Divorce à l’anglaise – Margaret Kennedy

Après Le Festin, quelle joie de retrouver la belle plume de Margaret Kennedy pour une nouvelle comédie sociale délicieusement british.

Tout commence par une lettre… Betsy Canning écrit à sa mère et lui annonce son divorce. En 1936, c’est encore un sujet de scandale, surtout dans la classe moyenne supérieure anglaise. Mais Betsy a trente-sept ans et ne comprend pas où est passé le bonheur promis par ses jeunes espoirs. Mariée à Alec, devenu parolier d’opérette, et mère de trois enfants, elle est convaincue de n’avoir vécu que pour les autres, et souhaite trouver son propre épanouissement. Le divorce lui apparait alors comme la solution idéale, et Alec est prêt à se laisser convaincre de régler les choses à l’amiable. Pourtant ils hésitent encore, et si une réconciliation était possible ? Malheureusement, la lettre a mis en route un terrible engrenage qui va peu à peu échapper au contrôle des deux principaux intéressés,  tandis que l’irruption de leur entourage va achever de précipiter les choses, pour le pire bien plutôt que pour le meilleur.
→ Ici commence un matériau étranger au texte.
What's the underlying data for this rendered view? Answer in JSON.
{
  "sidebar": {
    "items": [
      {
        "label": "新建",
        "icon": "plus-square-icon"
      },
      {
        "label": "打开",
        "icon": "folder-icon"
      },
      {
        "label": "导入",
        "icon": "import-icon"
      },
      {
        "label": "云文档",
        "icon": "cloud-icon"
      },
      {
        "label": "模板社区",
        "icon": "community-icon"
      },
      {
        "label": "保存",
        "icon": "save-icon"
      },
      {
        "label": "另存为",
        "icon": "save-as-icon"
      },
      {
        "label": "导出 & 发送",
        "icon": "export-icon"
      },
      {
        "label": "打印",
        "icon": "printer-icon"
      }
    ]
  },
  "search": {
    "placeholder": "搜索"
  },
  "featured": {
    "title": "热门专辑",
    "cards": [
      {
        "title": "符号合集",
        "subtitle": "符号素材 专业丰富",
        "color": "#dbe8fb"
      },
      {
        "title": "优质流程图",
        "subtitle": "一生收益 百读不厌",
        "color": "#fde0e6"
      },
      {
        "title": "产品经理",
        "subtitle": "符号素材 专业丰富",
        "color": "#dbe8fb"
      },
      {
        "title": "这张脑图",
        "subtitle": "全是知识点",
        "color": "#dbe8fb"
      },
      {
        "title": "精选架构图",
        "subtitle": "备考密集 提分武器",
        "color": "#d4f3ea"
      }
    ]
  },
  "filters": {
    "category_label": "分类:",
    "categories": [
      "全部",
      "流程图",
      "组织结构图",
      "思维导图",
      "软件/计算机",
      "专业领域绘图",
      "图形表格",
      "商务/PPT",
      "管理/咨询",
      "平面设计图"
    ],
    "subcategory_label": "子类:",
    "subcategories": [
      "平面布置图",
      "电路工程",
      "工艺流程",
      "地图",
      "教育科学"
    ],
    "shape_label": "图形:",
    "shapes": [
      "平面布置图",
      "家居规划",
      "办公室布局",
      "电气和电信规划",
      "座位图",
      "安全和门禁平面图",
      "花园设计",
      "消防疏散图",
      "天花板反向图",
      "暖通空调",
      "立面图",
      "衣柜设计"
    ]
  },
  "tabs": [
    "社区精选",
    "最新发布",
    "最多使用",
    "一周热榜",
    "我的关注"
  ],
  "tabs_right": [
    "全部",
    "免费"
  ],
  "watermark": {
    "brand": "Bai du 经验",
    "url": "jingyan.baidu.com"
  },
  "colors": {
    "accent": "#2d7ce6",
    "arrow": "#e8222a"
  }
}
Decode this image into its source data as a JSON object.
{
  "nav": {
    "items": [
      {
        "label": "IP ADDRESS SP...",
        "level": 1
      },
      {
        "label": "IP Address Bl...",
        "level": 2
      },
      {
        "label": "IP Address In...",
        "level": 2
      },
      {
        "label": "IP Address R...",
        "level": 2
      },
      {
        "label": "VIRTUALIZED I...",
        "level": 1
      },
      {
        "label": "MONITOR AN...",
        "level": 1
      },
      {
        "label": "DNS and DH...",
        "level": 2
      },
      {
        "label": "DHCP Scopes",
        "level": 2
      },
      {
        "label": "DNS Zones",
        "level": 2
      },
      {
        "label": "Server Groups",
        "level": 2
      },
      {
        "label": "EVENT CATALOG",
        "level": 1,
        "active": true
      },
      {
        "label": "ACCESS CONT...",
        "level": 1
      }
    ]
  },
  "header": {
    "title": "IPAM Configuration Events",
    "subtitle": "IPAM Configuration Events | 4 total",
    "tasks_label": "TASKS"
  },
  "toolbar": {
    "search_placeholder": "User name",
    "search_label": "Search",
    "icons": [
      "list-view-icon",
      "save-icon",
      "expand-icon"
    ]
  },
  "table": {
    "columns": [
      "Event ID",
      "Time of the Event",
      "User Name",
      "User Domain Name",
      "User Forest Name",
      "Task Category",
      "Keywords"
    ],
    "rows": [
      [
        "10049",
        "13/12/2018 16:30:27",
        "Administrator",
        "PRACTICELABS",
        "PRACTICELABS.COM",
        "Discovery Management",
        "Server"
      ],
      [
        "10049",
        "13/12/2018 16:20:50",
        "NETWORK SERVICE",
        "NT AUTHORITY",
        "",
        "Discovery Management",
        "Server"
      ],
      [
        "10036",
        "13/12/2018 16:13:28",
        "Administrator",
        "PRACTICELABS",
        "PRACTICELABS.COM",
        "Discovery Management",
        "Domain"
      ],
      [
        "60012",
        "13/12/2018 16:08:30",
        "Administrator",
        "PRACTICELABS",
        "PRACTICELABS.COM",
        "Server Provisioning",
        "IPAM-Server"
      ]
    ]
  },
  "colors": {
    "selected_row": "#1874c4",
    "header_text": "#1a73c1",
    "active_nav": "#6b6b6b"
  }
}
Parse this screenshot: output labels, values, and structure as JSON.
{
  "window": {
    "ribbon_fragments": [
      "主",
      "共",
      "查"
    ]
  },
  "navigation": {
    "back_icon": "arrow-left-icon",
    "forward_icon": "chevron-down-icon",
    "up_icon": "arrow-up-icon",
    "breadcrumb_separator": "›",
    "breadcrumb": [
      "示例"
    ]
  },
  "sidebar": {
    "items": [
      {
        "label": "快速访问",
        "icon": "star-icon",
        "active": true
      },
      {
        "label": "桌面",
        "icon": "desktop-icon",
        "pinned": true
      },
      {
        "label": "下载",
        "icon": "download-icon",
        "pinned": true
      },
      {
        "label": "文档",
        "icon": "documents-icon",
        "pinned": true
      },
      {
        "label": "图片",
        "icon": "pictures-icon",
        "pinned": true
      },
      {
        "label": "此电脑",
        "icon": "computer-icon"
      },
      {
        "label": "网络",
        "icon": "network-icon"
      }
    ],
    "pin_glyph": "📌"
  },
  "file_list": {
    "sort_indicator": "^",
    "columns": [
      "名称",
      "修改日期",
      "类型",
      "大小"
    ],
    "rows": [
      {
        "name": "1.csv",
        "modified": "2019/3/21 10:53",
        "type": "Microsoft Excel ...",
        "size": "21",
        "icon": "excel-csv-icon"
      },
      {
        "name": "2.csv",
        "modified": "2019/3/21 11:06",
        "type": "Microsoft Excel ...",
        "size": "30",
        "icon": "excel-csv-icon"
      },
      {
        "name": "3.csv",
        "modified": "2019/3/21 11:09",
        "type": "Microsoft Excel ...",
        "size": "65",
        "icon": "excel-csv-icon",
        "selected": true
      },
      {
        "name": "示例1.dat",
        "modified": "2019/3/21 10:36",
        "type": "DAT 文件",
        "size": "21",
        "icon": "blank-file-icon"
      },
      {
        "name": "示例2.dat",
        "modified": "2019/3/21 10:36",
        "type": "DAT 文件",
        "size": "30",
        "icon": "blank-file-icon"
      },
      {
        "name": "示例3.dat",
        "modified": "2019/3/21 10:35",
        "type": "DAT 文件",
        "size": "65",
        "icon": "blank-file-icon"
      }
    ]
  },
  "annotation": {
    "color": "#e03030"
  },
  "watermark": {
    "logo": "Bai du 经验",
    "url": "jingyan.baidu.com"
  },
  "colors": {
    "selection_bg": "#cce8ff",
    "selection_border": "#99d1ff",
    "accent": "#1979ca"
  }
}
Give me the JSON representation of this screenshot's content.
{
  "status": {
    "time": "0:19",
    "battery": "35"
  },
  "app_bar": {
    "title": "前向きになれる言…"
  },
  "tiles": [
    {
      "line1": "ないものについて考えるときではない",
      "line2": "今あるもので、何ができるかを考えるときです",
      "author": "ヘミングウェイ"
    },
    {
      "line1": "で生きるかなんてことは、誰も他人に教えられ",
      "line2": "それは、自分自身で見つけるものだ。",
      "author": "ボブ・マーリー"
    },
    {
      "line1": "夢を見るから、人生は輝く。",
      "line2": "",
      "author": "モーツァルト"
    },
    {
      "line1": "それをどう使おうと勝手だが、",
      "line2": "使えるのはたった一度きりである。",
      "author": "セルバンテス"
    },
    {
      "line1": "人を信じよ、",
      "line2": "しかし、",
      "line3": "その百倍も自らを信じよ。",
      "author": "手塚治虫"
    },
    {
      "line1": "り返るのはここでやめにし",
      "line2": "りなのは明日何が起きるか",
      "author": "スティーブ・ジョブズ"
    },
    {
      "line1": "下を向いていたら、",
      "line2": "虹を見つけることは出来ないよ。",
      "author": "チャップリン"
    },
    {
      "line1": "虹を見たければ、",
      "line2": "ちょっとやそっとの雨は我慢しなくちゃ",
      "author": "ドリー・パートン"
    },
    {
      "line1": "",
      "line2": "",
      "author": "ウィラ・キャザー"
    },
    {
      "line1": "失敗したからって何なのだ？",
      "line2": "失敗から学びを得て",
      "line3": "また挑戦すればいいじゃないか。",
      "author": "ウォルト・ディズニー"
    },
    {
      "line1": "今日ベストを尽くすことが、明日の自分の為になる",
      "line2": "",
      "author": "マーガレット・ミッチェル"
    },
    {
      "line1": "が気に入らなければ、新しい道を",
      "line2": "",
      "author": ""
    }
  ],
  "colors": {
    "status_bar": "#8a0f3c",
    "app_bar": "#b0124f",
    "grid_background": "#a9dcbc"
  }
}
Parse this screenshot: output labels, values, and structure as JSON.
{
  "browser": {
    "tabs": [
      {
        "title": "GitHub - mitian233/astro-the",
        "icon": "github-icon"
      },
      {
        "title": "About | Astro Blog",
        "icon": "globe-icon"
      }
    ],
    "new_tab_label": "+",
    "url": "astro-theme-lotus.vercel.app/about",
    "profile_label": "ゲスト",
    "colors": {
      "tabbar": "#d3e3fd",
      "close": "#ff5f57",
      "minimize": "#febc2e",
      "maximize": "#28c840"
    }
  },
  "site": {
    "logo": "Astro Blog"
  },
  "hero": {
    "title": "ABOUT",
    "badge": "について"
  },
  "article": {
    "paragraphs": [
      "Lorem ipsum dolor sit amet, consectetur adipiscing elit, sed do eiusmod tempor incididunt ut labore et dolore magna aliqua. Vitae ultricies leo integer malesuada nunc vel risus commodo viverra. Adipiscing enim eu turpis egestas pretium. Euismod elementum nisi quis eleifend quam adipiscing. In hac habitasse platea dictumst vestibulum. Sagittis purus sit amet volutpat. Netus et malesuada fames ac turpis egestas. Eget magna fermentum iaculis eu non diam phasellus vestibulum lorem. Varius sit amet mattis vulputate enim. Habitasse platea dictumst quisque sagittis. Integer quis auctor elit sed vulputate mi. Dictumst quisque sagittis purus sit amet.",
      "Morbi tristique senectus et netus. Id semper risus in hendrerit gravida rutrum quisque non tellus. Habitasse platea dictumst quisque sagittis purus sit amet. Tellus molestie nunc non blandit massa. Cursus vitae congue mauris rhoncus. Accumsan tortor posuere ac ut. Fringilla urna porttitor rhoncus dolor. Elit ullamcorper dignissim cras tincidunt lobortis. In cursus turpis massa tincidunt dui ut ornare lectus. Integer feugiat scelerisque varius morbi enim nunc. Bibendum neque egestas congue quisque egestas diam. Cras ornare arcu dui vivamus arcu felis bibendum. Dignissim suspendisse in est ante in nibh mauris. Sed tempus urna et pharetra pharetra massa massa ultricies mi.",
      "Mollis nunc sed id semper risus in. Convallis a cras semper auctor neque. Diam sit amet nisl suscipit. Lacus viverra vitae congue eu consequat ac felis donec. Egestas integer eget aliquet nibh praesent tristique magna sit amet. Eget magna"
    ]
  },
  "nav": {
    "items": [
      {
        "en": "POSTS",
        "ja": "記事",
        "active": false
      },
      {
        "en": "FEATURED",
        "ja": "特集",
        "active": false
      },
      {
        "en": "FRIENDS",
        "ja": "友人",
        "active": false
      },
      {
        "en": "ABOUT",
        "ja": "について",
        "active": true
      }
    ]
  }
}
« Elle se mouvait avec l’inconscience joyeuse d’une somnambule au bord du gouffre. Il se pouvait qu’un aveugle destin la préserve du pire – auquel cas, elle n’en saurait jamais rien. Elle ne se réveillerait que si sa bonne fortune l’abandonnait. »

Comme le précédent, l’un des atouts de ce roman réside dans l’extraordinaire galerie de personnages : Betsy vaniteuse et irréfléchie mais qui espère mieux de la vie sans se douter qu’elle trouvera peut-être pire ; Alec paresseux et incapable de mettre en valeur une femme dont il est pourtant amoureux, et dont la passivité lui apportera bien des regrets ; leurs enfants Daphne, Eliza et Kenneth, qui vont être confrontés à un choix crucial qui pourrait affecter leurs relations fraternelles, Mrs Canning aux rêves prémonitoires et aux manipulations contre-productives ; ou encore Joy, la jeune bonne naïve et effacée… La romancière analyse en profondeur et avec finesse les effets en cascade de la désintégration de ce couple et de cette famille. Les personnages sont faillibles, imparfaits, maladroits et foncièrement réalistes, et complètent à merveille une narration rythmée, entre flux de conscience, dialogues savoureux et échanges épistolaires épiques !

Si j’ai beaucoup aimé ce roman, je n’y ai pas du tout retrouvé le même humour que dans Le Festin. Margaret Kennedy manie à nouveau à la perfection la psychologie de ses personnages et les rebondissements de situation pour servir sa satire sociale, mais ce roman m’a paru bien plus triste et désabusé. Il y a beaucoup d’amertume, de regrets et de désirs inassouvis dans ce roman, qui entreprend de présenter l’impact de ce divorce sur les différents personnages concernés : les ex-époux, leurs enfants, leurs parents, leurs amis, et tous ceux qui se sont trouvés mêlés de près ou de loin à cette décision. Chacun en souffrira à sa façon, et chacun devra choisir un camp. Un roman à la thématique pas si désuète, et qui maitrise un ton caustique des premières lignes aux dernières.

Ma note 4 out of 5 stars (4 / 5)

Éditions de la Table Ronde, traduit par Adrienne Terrier, 6 avril 2023, 400 pages 

Un commentaire sur “Divorce à l’anglaise – Margaret Kennedy

  1. Je ne connaissais pas cette auteure. J’aime beaucoup découvrir et encourager des femmes écrivaines. Je viens de réserver Le festin à ma bibliothèque!